Thank you Croatian Language School, it was a pleasure for Zvonimir and me to make this soup for you 😀

Read all about it on Croatian Language School’s web site: Zagorje Potato Soup. Make sure to check many interesting articles about Croatia and its culture while you are visiting.

Fun Fact

Have a hangover? This soup might help!
People report it helped them and being a really hearty meal, it might be true. This makes it a great brunch idea after partying all night 😉

Let us know in the comments if it worked for you 😜

Croatian Apricot and Plum Dumplings

I can’t imagine a better dessert that includes potatoes. Some Croatians would disagree with me about these dumplings being a dessert. It’s still a subject of debate as many Croatians eat them as main course and not as a dessert. In other words, they just eat dessert for main course. I still prefer to have couple of soft, warm, sweet dumplings after a meal 😉

Variety of similar dumplings can be found in Eastern and Central Europe, with savory or sweet fillings. In Croatia, we usually make them with plums or apricots in the summer during the apricot and plum season. They are topped with breadcrumb and butter mixture, sprinkled with sugar and cinnamon. You can also serve them with sour cream as well.


for 16 small dumplings

  • 800 g (1.75 lb) potatoes, cooked in shell
  • 200 g (1 1/2 cup) all purpose flour
  • 1 egg
  • 1/2 tsp salt
  • 1 tbsp butter
  • 16 apricots or plums (pitted)
  • 100 g (1 cup) breadcrumbs
  • 120 g (1/2 cup) butter for the topping
  • sugar to taste
  • cinnamon to taste (or not at all, read Z’s note at the end)

I made them LIVE on AZ Entertainment’s show Savour The Flavour back in 2015.


  1. Wash the potatoes well and cook them in the shell.
  2. Cool the cooked potatoes for 5 minutes before peeling, but don’t get them too cold as it will be harder to peel the skin off.
  3. Peeled potatoes immediately mash, add egg and butter, stir well, season with salt and add the flour.
  4. Knead the dough until compact.
  5. Pour dough on a lightly floured surface, roll out and cut into equal squares.
  6. At each square place the halves of pitted fruit, put some sugar and cinnamon (optional) on and form dumplings with hands.
  7. Place the dumplings into a pot of salted boiling water, stir gently and allow them to cook. After about 10 min dumplings will pop up to the surface and then cook them for another 5-6 minutes.
  8. During this time, in a small non stick pan, melt the butter and fry the breadcrumbs. Add more butter/breadcrumbs until you reach desired consistency.
  9. In a small dish, mix sugar with cinnamon for sprinkling.
  10. Drain the cooked dumplings and place them in a serving dish.
  11. Topped them with fried breadcrumbs and toss gently so that they don’t fall apart.

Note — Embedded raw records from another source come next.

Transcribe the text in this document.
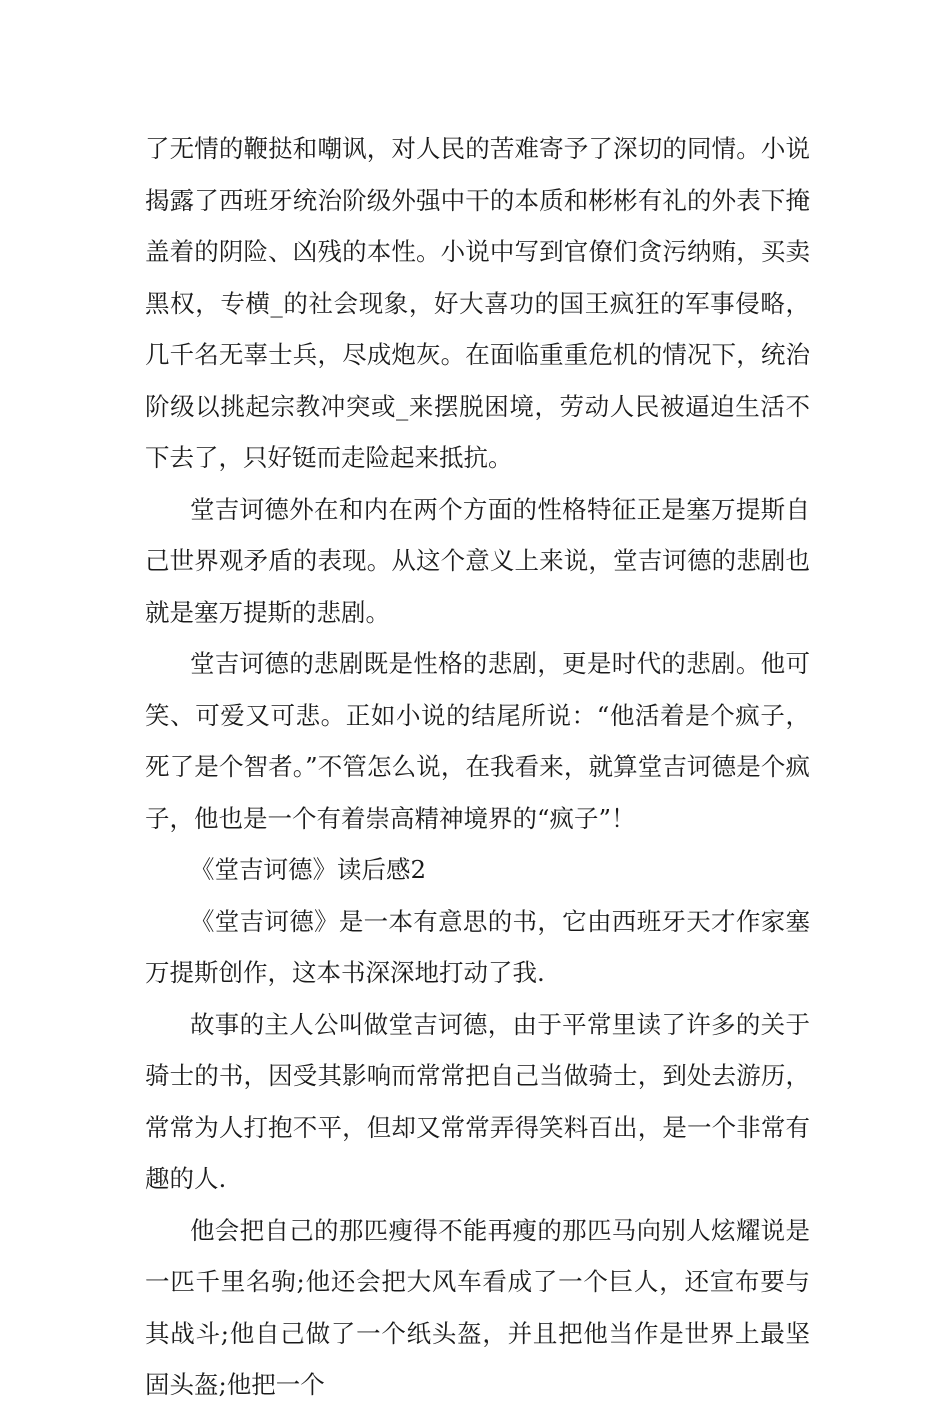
了无情的鞭挞和嘲讽，对人民的苦难寄予了深切的同情。小说揭露了西班牙统治阶级外强中干的本质和彬彬有礼的外表下掩盖着的阴险、凶残的本性。小说中写到官僚们贪污纳贿，买卖黑权，专横_的社会现象，好大喜功的国王疯狂的军事侵略，几千名无辜士兵，尽成炮灰。在面临重重危机的情况下，统治阶级以挑起宗教冲突或_来摆脱困境，劳动人民被逼迫生活不下去了，只好铤而走险起来抵抗。

堂吉诃德外在和内在两个方面的性格特征正是塞万提斯自己世界观矛盾的表现。从这个意义上来说，堂吉诃德的悲剧也就是塞万提斯的悲剧。

堂吉诃德的悲剧既是性格的悲剧，更是时代的悲剧。他可笑、可爱又可悲。正如小说的结尾所说：“他活着是个疯子，死了是个智者。”不管怎么说，在我看来，就算堂吉诃德是个疯子，他也是一个有着崇高精神境界的“疯子”！

《堂吉诃德》读后感2

《堂吉诃德》是一本有意思的书，它由西班牙天才作家塞万提斯创作，这本书深深地打动了我.

故事的主人公叫做堂吉诃德，由于平常里读了许多的关于骑士的书，因受其影响而常常把自己当做骑士，到处去游历，常常为人打抱不平，但却又常常弄得笑料百出，是一个非常有趣的人.

他会把自己的那匹瘦得不能再瘦的那匹马向别人炫耀说是一匹千里名驹;他还会把大风车看成了一个巨人，还宣布要与其战斗;他自己做了一个纸头盔，并且把他当作是世界上最坚固头盔;他把一个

Serve hot dumplings sprinkled with sugar and cinnamon and dig in!

Z’s note:
I personally find that cinnamon takes away from the apricot flavor and never use it. People often also like to put sour cream on top, when serving. What I like to do is serve dumplings, with sugar, cinnamon and sour cream separately. People then season them as they please and two people rarely do it the same way 🙂

What is your favorite dumpling filling?